During this same pair of scenes, we learn two other pieces of consequential information. A flash of light and a musical flourish alert the audience of a special connection between Mr. Hallorann and little Danny, a telepathic communication that Hallorann calls "the shining." If the time comes that Danny needs help, Hallorann promises that he'll hear the call and come as fast as he can. Meanwhile, Jack learns that a previous caretaker went berserk, killed his family and himself. Jack is determined to prove that he is a good provider, a strong protector, a man who doesn't need help. This armor of masculine independence will be a barrier between Jack and Wendy when she sees signs of trouble.
The ghostly inhabitants of the hotel lurk as a chorus that we hear even when we cannot see them, a powerful tool for Moravec and Campbell to show Jack's absorption into their culture of desperate hedonism. The live-action singers are reinforced by eerie animated projections of blurred, glowing versions of themselves. Three men in the group emerge to act like fraternity brothers to initiate Jack into their practices -- chief of which seems to be making "corrections" when a wife or child challenges the head of the family.

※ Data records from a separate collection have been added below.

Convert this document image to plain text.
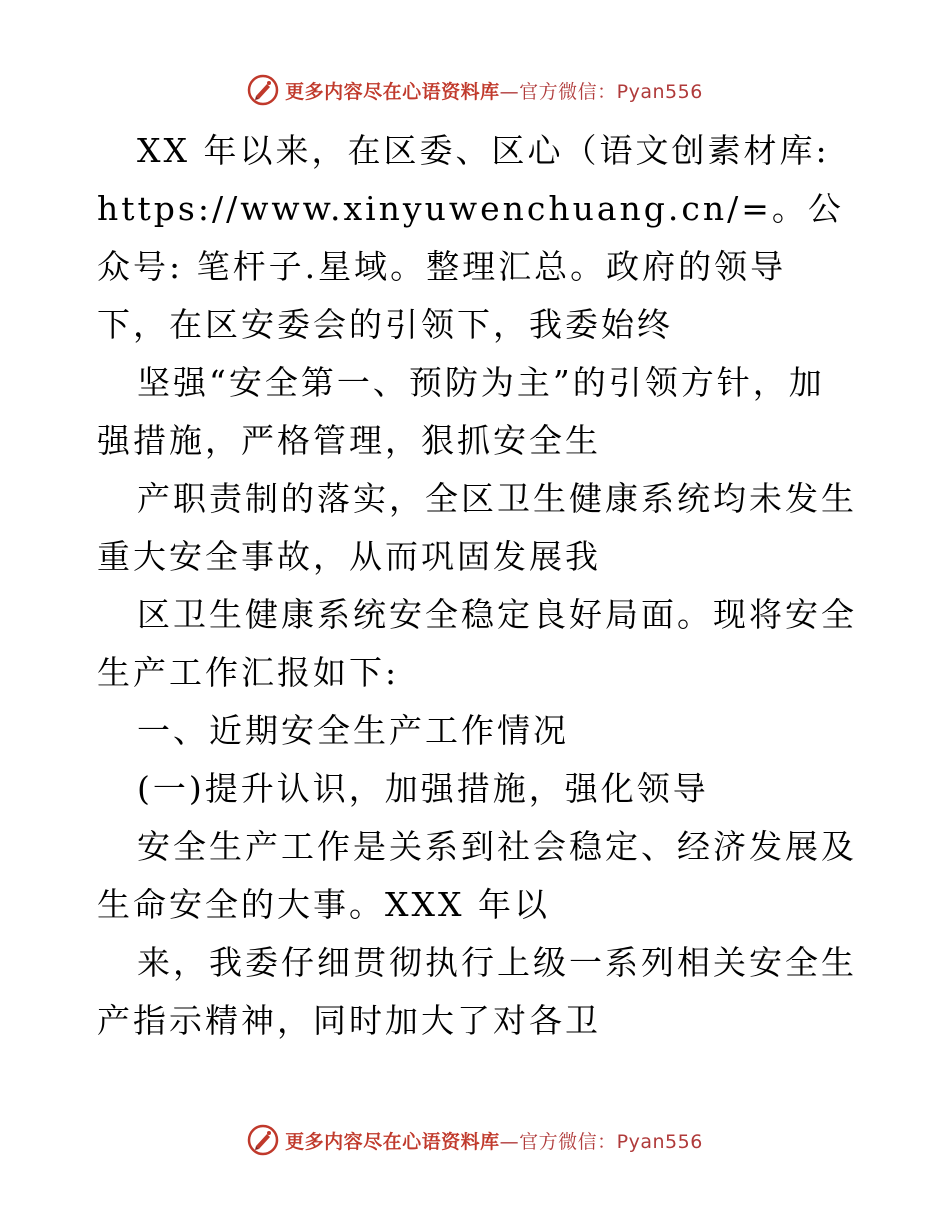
更多内容尽在心语资料库—官方微信：Pyan556

XX 年以来，在区委、区心（语文创素材库: https://www.xinyuwenchuang.cn/=。公众号: 笔杆子.星域。整理汇总。政府的领导下，在区安委会的引领下，我委始终

坚强“安全第一、预防为主”的引领方针，加强措施，严格管理，狠抓安全生

产职责制的落实，全区卫生健康系统均未发生重大安全事故，从而巩固发展我

区卫生健康系统安全稳定良好局面。现将安全生产工作汇报如下:

一、近期安全生产工作情况

(一)提升认识，加强措施，强化领导

安全生产工作是关系到社会稳定、经济发展及生命安全的大事。XXX 年以

来，我委仔细贯彻执行上级一系列相关安全生产指示精神，同时加大了对各卫

更多内容尽在心语资料库—官方微信：Pyan556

Moravec and Campbell integrate dozens of pages of backstory by simply bringing Jack's abusive father in to expand that trio to a quartet of ghosts for an infernal big band number. Does he belong there, who had no connection to the hotel in life? He belongs, if we see the ghosts as manifestations of Jack's own inner demons. The ghosts are real enough to Danny. At one riveting moment, he screams to his mother, "They've got him!" Who? "The people in the hotel!" It's easy to see the hotel as one outpost of a hell that contains more than the whackos who lived there. And we don't need supernatural scaffolding to understand how abuse Jack suffered as a boy left a reservoir of anger that will swamp little Danny when the dam breaks.
Supernatural influence, or the eruption of purely personal evil? The Shining, like a classic that shares many of its features, The Turn of the Screw, is creepy both ways. [That made a good opera, too. See my review of 04/2013]
Because music can imprint a memory through melody, Jack's sincere promise to Danny to love and protect him always rises to prominence from a swirl of music, upping the impact of a fatal decision.
Having now seen the movie, read the book, and heard the opera, I can attest that the single most emotional moment of the story, whatever the form, is as strong here as ever, so strong that I wept during intermission. That's a good thing for an opera.